Brian Mastenbrook reports a potentially serious security problem with Safari under Leopard, one that he says is confirmed by Apple. Mastenbrook recommends a workaround.

According to Mastenbrook—who has discovered previous security problems, and is known in the Macintosh community—

Apple's Safari browser is vulnerable to an attack that allows a malicious web site to read files on a user's hard drive without user intervention.

Once the malicious user has access, a variety of files might be read, including cookies, with password data, email, passwords, etc. allowing a thief to then use the user's private information to log on to that user's accounts on Web sites.
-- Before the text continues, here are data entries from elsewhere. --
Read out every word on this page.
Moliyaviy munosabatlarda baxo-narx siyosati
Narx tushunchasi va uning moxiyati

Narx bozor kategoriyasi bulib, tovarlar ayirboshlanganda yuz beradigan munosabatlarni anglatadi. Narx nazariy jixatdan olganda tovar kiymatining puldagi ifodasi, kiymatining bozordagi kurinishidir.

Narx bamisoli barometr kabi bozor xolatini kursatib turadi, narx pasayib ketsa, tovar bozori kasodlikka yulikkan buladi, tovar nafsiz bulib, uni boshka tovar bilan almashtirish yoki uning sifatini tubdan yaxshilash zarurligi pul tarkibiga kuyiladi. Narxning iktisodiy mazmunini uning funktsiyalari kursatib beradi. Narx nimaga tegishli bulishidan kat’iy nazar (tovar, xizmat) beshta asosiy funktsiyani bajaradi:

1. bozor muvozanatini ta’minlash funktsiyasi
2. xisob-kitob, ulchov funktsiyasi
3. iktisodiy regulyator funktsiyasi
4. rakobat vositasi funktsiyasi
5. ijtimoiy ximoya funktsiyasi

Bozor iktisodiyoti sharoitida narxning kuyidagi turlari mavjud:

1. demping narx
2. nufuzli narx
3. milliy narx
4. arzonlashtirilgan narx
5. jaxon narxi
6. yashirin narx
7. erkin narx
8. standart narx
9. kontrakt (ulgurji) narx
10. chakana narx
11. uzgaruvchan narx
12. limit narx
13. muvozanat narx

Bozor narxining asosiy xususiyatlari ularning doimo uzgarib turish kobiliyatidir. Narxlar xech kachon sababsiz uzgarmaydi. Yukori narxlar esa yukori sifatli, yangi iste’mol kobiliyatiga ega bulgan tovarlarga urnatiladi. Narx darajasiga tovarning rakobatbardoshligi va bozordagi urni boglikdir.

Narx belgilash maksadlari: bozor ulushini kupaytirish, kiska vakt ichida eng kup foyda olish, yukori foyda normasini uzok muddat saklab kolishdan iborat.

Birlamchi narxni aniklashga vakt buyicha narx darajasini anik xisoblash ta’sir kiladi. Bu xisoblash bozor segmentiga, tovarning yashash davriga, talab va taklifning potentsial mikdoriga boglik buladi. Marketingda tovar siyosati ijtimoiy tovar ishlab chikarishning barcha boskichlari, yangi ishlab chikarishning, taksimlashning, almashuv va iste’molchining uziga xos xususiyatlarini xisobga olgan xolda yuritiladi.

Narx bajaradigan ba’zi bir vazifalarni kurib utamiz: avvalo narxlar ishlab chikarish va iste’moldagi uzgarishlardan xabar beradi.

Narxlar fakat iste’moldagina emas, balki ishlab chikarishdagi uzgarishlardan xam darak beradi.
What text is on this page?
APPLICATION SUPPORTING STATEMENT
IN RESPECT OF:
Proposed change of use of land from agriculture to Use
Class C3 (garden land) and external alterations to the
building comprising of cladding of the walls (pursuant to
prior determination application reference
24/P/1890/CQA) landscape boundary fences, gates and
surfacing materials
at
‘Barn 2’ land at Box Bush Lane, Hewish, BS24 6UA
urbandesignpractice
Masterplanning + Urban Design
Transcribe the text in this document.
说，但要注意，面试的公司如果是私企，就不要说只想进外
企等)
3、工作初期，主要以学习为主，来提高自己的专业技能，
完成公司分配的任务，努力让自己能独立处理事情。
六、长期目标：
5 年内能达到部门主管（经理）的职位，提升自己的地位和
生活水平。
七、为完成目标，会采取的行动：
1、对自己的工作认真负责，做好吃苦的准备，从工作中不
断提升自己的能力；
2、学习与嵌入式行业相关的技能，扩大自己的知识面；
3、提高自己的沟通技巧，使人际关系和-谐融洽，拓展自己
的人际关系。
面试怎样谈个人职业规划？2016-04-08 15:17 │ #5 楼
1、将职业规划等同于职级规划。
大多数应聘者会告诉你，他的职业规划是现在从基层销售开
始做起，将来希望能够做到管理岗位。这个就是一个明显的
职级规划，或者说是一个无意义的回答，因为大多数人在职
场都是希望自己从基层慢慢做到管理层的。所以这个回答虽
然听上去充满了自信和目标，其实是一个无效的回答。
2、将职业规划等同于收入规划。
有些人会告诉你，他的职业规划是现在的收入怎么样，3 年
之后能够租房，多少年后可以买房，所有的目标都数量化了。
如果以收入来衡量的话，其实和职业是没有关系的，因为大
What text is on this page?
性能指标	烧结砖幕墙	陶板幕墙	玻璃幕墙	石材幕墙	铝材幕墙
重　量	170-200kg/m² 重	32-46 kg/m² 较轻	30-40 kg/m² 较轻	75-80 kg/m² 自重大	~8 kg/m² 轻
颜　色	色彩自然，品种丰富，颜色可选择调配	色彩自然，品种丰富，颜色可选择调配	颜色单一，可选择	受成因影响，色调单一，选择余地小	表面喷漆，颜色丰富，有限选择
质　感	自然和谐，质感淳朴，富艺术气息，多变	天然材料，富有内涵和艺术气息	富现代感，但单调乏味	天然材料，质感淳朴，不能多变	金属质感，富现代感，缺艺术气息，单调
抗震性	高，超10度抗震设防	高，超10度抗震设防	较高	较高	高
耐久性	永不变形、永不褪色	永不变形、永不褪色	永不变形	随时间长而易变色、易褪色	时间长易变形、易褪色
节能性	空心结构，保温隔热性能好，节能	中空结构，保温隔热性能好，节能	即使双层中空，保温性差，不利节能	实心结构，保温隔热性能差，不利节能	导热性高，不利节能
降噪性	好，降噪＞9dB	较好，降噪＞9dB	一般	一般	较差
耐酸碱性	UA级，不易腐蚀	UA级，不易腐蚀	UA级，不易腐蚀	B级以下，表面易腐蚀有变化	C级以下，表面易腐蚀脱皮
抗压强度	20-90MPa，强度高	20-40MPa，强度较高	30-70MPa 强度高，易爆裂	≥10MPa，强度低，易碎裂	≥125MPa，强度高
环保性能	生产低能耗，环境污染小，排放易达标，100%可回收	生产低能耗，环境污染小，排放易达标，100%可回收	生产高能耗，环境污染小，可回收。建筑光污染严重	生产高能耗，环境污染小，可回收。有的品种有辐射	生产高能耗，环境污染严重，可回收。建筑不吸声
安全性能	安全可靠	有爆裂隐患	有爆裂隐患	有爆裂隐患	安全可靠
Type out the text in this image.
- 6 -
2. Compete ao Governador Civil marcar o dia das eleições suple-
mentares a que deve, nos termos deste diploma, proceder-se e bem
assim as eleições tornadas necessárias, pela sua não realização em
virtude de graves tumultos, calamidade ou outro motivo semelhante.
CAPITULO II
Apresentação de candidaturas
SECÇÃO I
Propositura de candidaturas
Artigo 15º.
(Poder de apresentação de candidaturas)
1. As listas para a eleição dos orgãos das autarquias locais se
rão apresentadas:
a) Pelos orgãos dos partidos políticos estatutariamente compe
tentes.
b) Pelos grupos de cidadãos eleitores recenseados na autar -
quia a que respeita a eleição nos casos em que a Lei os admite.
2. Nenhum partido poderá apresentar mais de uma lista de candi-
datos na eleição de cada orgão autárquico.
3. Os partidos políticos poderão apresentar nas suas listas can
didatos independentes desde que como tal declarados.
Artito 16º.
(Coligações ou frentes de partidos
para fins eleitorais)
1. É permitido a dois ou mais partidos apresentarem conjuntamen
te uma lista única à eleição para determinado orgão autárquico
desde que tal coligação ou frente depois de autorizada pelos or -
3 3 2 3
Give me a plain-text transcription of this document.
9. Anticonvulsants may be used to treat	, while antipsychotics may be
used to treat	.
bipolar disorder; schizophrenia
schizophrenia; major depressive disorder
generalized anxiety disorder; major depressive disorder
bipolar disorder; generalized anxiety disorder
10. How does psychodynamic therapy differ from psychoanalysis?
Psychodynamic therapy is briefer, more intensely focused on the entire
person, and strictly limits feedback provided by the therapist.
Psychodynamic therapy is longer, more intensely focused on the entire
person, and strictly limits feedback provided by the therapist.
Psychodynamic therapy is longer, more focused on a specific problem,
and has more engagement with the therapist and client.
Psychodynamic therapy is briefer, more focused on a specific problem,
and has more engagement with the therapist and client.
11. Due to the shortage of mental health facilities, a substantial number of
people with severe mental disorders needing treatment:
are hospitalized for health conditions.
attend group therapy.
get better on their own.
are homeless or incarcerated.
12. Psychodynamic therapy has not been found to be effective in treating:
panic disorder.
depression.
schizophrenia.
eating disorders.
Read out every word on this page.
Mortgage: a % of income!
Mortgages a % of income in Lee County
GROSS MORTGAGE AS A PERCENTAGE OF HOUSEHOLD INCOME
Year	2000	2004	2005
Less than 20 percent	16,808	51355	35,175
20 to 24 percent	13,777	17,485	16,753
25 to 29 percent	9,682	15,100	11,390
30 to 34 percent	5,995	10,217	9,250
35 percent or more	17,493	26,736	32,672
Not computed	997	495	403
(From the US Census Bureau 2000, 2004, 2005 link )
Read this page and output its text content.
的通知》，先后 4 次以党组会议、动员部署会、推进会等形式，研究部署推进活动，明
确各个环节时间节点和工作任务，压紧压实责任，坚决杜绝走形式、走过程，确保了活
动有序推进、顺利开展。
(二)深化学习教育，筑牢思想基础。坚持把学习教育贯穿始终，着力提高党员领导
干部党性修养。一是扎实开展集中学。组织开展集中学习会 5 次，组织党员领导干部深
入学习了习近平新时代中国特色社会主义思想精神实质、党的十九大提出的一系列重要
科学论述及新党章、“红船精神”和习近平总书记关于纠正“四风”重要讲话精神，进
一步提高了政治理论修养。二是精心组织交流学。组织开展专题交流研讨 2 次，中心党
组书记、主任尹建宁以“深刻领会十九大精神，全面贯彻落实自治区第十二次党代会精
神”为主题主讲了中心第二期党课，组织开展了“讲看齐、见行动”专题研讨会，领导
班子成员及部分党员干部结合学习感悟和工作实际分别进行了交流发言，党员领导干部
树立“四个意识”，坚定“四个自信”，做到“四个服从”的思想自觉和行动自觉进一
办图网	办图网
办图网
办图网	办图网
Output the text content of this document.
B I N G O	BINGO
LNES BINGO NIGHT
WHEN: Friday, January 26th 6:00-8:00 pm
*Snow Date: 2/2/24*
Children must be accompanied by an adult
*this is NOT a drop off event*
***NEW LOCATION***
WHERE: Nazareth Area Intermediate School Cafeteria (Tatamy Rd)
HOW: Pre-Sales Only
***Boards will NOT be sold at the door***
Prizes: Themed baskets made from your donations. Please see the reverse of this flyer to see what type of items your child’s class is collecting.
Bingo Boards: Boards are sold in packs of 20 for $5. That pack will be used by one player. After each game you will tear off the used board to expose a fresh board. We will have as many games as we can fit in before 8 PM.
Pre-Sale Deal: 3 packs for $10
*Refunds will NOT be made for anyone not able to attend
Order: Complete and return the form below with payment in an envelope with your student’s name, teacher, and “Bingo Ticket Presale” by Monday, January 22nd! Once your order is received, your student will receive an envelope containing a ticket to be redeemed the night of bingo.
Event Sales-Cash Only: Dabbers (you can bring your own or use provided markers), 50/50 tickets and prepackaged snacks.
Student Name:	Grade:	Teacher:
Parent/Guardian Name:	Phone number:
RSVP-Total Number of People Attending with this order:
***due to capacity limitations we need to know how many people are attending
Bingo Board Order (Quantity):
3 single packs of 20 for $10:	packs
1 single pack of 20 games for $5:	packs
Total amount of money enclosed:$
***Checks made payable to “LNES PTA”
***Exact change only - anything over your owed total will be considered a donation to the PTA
Apple has acknowledged the problem, says Mastebrook.

All users of OS X 10.5 Leopard who have not changed their RSS or feed reader application Preference in Safari from the Mac OS X default are potentially affected, whether or not they use RSS feeds, or use a different Web browser. Users of Safari on Windows are also potentially affected if they use Safari for browsing.

The temporary workaround for Mac OS X 10.5 Leopard involves a simple Preference change, and is simple to implement, and to reverse.

1. Open Safari




2. Select Preferences... from the Safari menu.




3. Click the RSS tab from the top of the Preferences window.




4. Click the Default RSS reader pop-up menu




5. Select an application other than Safari even if you do not use RSS feeds, and do not intend to use the application to read them.